I have since returned to the spinal unit for various outpatient procedures and it looks, and more importantly feels, so different. Staff that I remember from two years ago go out of their way to find me and say hello and see how I’m doing. They remember me positively, and I do them. They are so pleased to see the life that I live now; I feel like a human being in a hospital when I’m there, not like a rat in a cage. Even though the curtains are the same weird yellow colour and the building is still practically a bunker, it all seems brighter now; less oppressive and tragic. There are not just two sides to this story, me and the unit; there’s each of those members of staff, my friends, my family, Izzy, and a traveller called Kevin* who got run over by a van in a drug deal gone wrong. You’ll hear about him later.
*Not his real name
With all of that said, the future blog posts and my retelling of 2018 should hopefully read less like a psychotic break with bitter undertones and more like some guy trying to keep it together.
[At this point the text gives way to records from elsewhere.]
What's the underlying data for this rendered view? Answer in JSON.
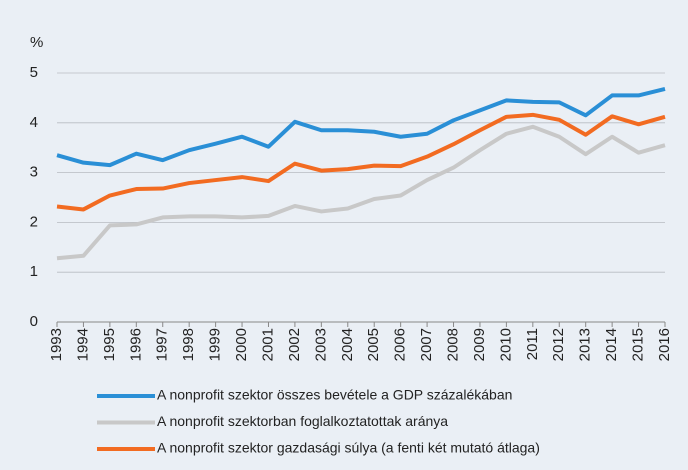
{
  "chart_data": {
    "type": "line",
    "y_label": "%",
    "categories": [
      "1993",
      "1994",
      "1995",
      "1996",
      "1997",
      "1998",
      "1999",
      "2000",
      "2001",
      "2002",
      "2003",
      "2004",
      "2005",
      "2006",
      "2007",
      "2008",
      "2009",
      "2010",
      "2011",
      "2012",
      "2013",
      "2014",
      "2015",
      "2016"
    ],
    "series": [
      {
        "name": "A nonprofit szektor összes bevétele a GDP százalékában",
        "color": "#2a8fd6",
        "values": [
          3.35,
          3.2,
          3.15,
          3.38,
          3.25,
          3.45,
          3.58,
          3.72,
          3.52,
          4.02,
          3.85,
          3.85,
          3.82,
          3.72,
          3.78,
          4.05,
          4.25,
          4.45,
          4.42,
          4.41,
          4.15,
          4.55,
          4.55,
          4.68
        ]
      },
      {
        "name": "A nonprofit szektorban foglalkoztatottak aránya",
        "color": "#c8c8c8",
        "values": [
          1.28,
          1.33,
          1.94,
          1.96,
          2.1,
          2.12,
          2.12,
          2.1,
          2.13,
          2.33,
          2.22,
          2.28,
          2.47,
          2.54,
          2.85,
          3.1,
          3.45,
          3.78,
          3.92,
          3.72,
          3.37,
          3.72,
          3.4,
          3.55
        ]
      },
      {
        "name": "A nonprofit szektor gazdasági súlya (a fenti két mutató átlaga)",
        "color": "#f26b21",
        "values": [
          2.32,
          2.26,
          2.54,
          2.67,
          2.68,
          2.79,
          2.85,
          2.91,
          2.83,
          3.18,
          3.04,
          3.07,
          3.14,
          3.13,
          3.32,
          3.57,
          3.85,
          4.12,
          4.16,
          4.06,
          3.76,
          4.13,
          3.97,
          4.12
        ]
      }
    ],
    "ylim": [
      0,
      5
    ],
    "yticks": [
      0,
      1,
      2,
      3,
      4,
      5
    ],
    "grid": true
  }
}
I’ll try and finish the next one in less than three months, sorry!
Ed
You’ve left us on a cliff edge Ed. Hope it won’t be long before we read more – SO well written.
Judith at Cammeringham
Wow! This brought back so many potent, distant memories and emotions for me. I tend to break down negative emotions and experiences into easier pieces to understand and move on from but it means I forget the grim experiences those pieces once were when combined. There are so many parts of my time in recovery, the trauma I went through during and after my hospital stay and all the mental and emotional damage from then that I still haven’t processed properly because I don’t really remember what they felt like. This definitely brings some of those back rather vividly. Very different experiences but very similar effects. It’s a type of awareness you never are you really need until you get it. Thanks Ed. Reading this was ironically quite a pleasure no matter how grim. Definitely a step in the right direction for me to process some of the baggage carried in the last decade. Keep them coming. 🙏🏾
Excellent as always Ed – such dark humour, such a dark place – one minute I’m in tears – next guffawing out loud!!!!
Incredible self perspective. An amazingly powerful tool, which many people, including myself, aren’t equipped with.